简体   繁体   English

Scikit使用核心外学习多标签分类

[英]Scikit Learn Multilabel Classification Using Out Of Core

I am new to Scikit Learn and for work I am working on a project involving multilabel classification on about 70000 webpages ~250MB file. 我是Scikit Learn的新手,我正在从事一个涉及约70000个网页〜250MB文件的多标签分类的项目。 Due to the size of the file, I have to use out of core classification. 由于文件的大小,我不得不使用核心分类。 The labels for these pages are dmoz categories. 这些页面的标签是dmoz类别。 Therefore, each page can have multiple labels. 因此,每个页面可以有多个标签。

I created the code below by adapting from the out of core example for scikit-learn. 我通过改写scikit-learn的核心示例来创建以下代码。 However, the code below prints out only one label for each document. 但是,以下代码为每个文档仅打印一个标签。
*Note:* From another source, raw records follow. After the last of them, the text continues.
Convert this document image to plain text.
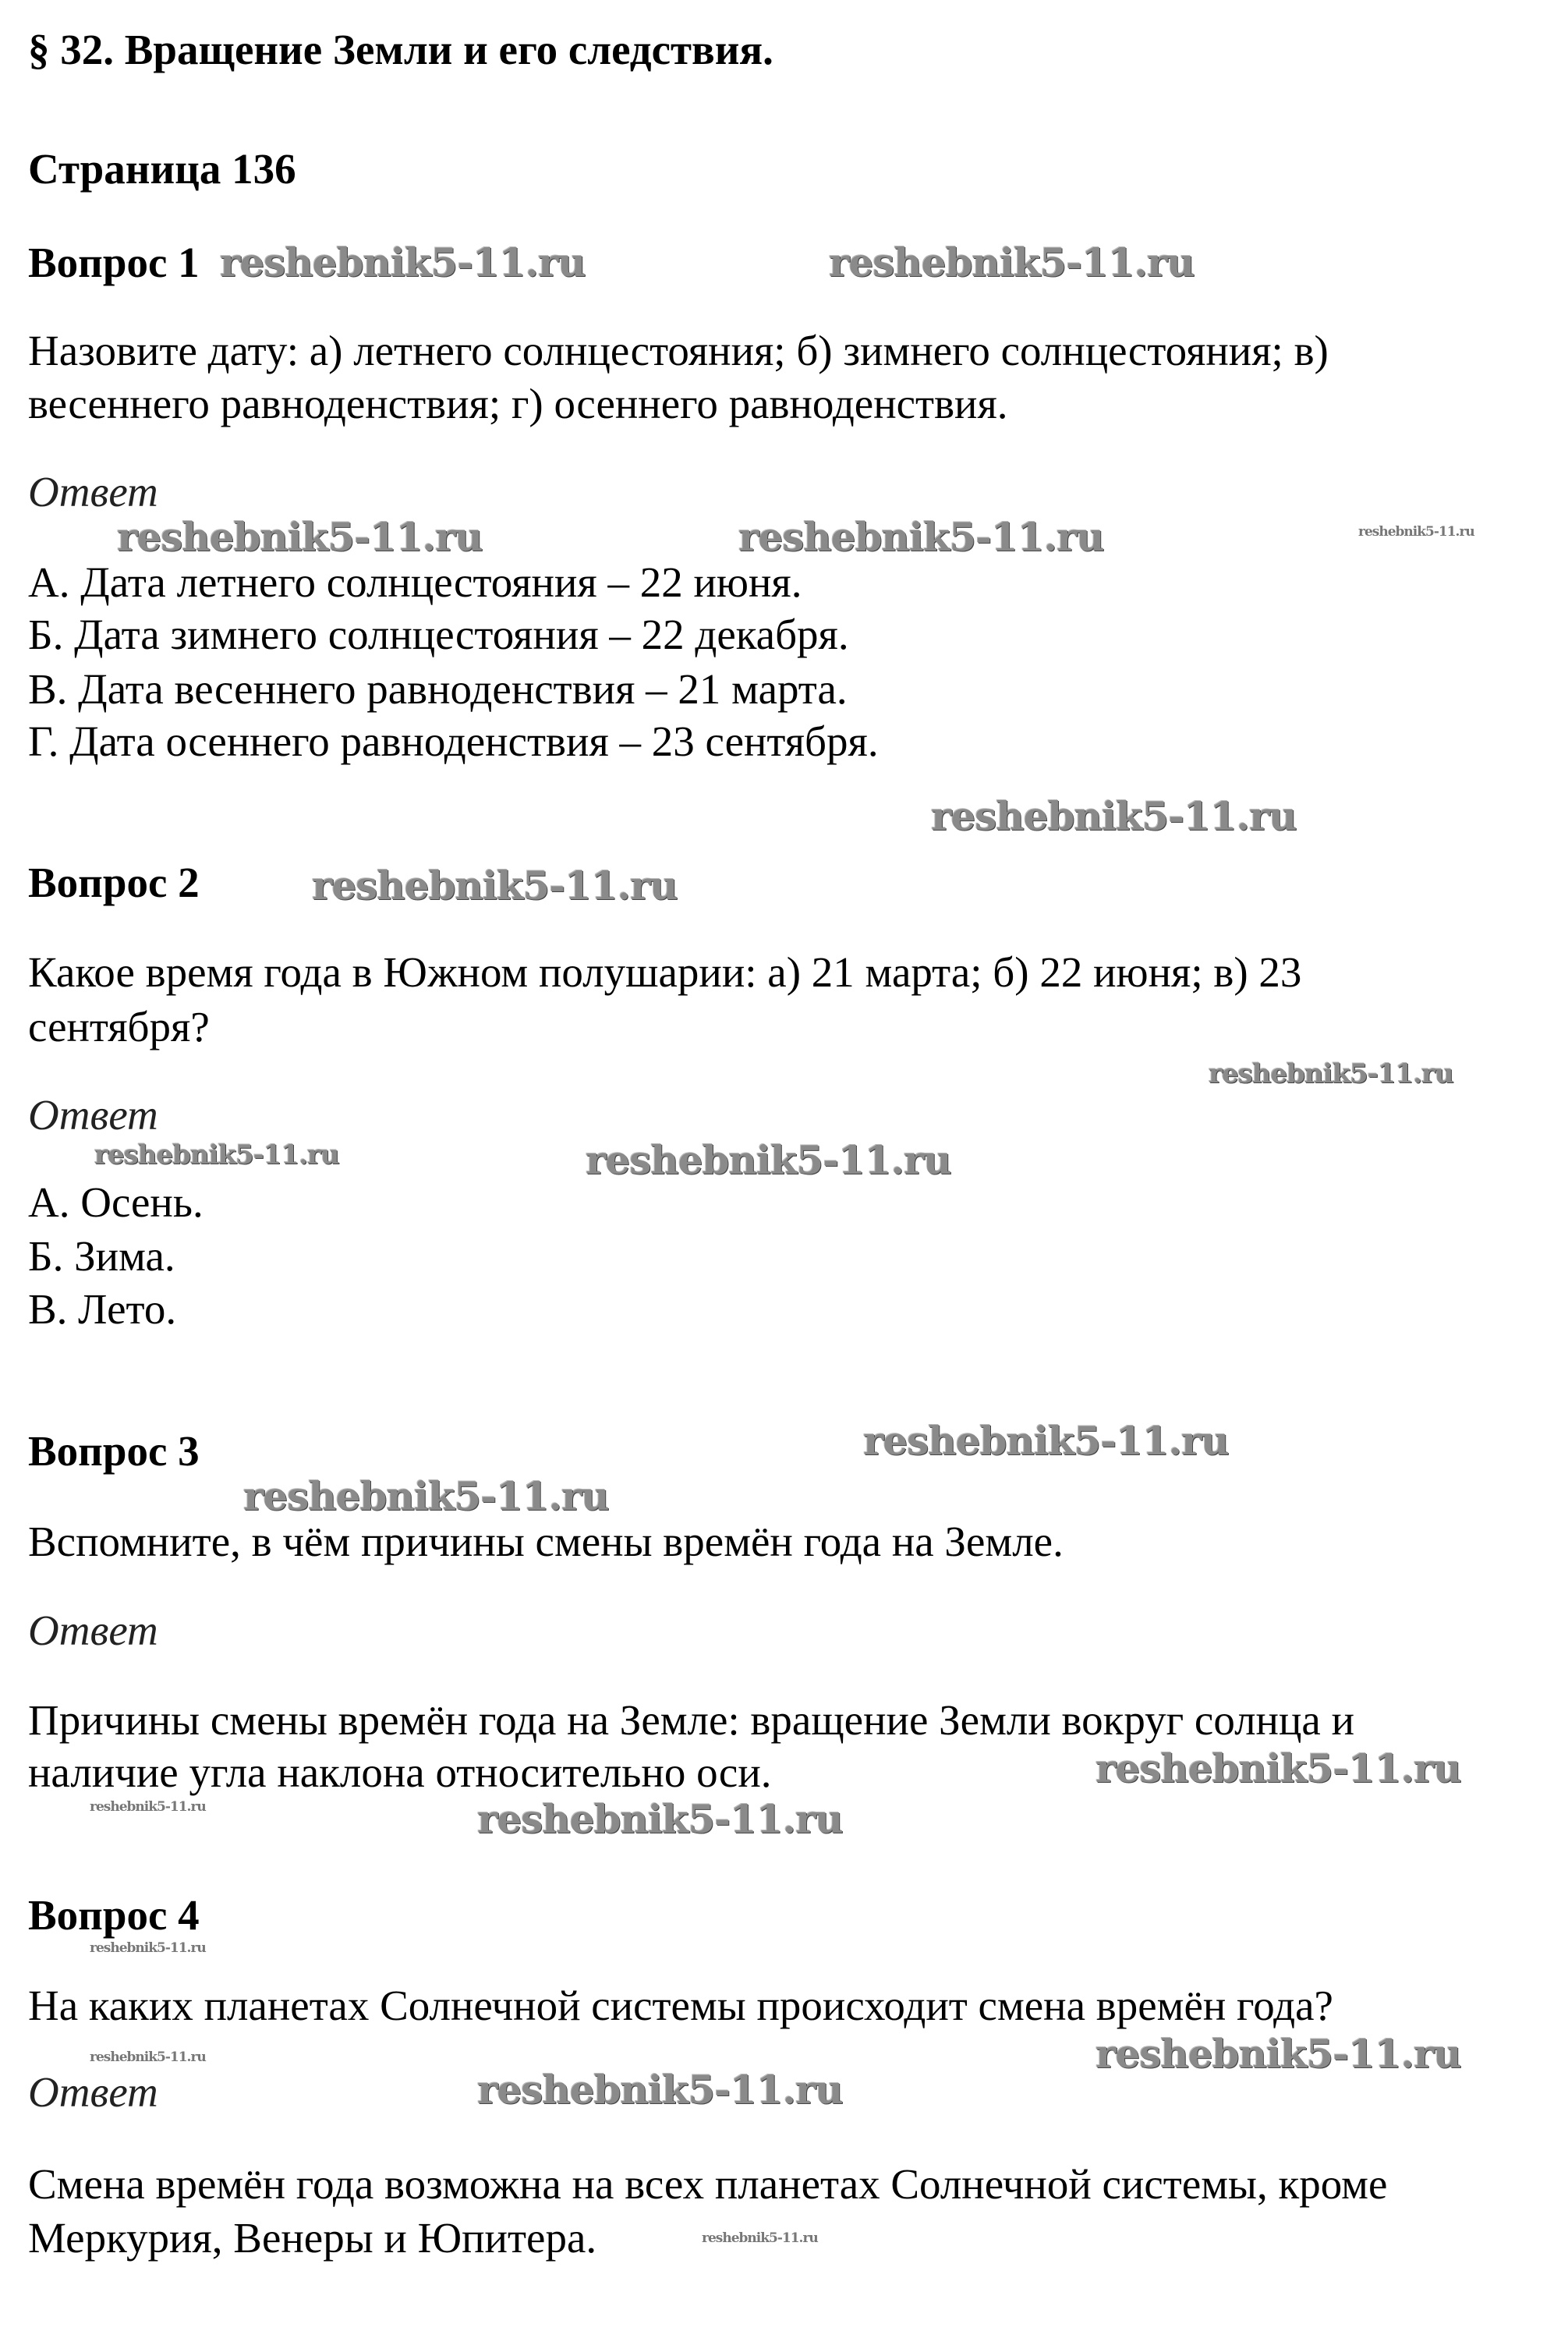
§ 32. Вращение Земли и его следствия.
Страница 136
Вопрос 1
Назовите дату: а) летнего солнцестояния; б) зимнего солнцестояния; в)
весеннего равноденствия; г) осеннего равноденствия.
Ответ
А. Дата летнего солнцестояния – 22 июня.
Б. Дата зимнего солнцестояния – 22 декабря.
В. Дата весеннего равноденствия – 21 марта.
Г. Дата осеннего равноденствия – 23 сентября.
Вопрос 2
Какое время года в Южном полушарии: а) 21 марта; б) 22 июня; в) 23
сентября?
Ответ
А. Осень.
Б. Зима.
В. Лето.
Вопрос 3
Вспомните, в чём причины смены времён года на Земле.
Ответ
Причины смены времён года на Земле: вращение Земли вокруг солнца и
наличие угла наклона относительно оси.
Вопрос 4
На каких планетах Солнечной системы происходит смена времён года?
Ответ
Смена времён года возможна на всех планетах Солнечной системы, кроме
Меркурия, Венеры и Юпитера.
reshebnik5-11.ru	reshebnik5-11.ru
reshebnik5-11.ru	reshebnik5-11.ru	reshebnik5-11.ru
reshebnik5-11.ru
reshebnik5-11.ru
reshebnik5-11.ru
reshebnik5-11.ru	reshebnik5-11.ru
reshebnik5-11.ru
reshebnik5-11.ru
reshebnik5-11.ru
reshebnik5-11.ru	reshebnik5-11.ru
reshebnik5-11.ru
reshebnik5-11.ru
reshebnik5-11.ru
reshebnik5-11.ru
reshebnik5-11.ru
1)Is there someway in which I can print the top 5 labels for each document by probability? 1)是否有某种方式可以按概率为每个文档打印前5个标签? I will appreciate any pointers/modifications to the code. 我将对代码的任何指针/修改表示赞赏。

2)What will be a good classifier which supports multilabel classification for this task, given OneVsRest doesn't provide a partial_fit method 2)鉴于OneVsRest不提供partial_fit方法,什么将是支持此任务的多标签分类的良好分类器?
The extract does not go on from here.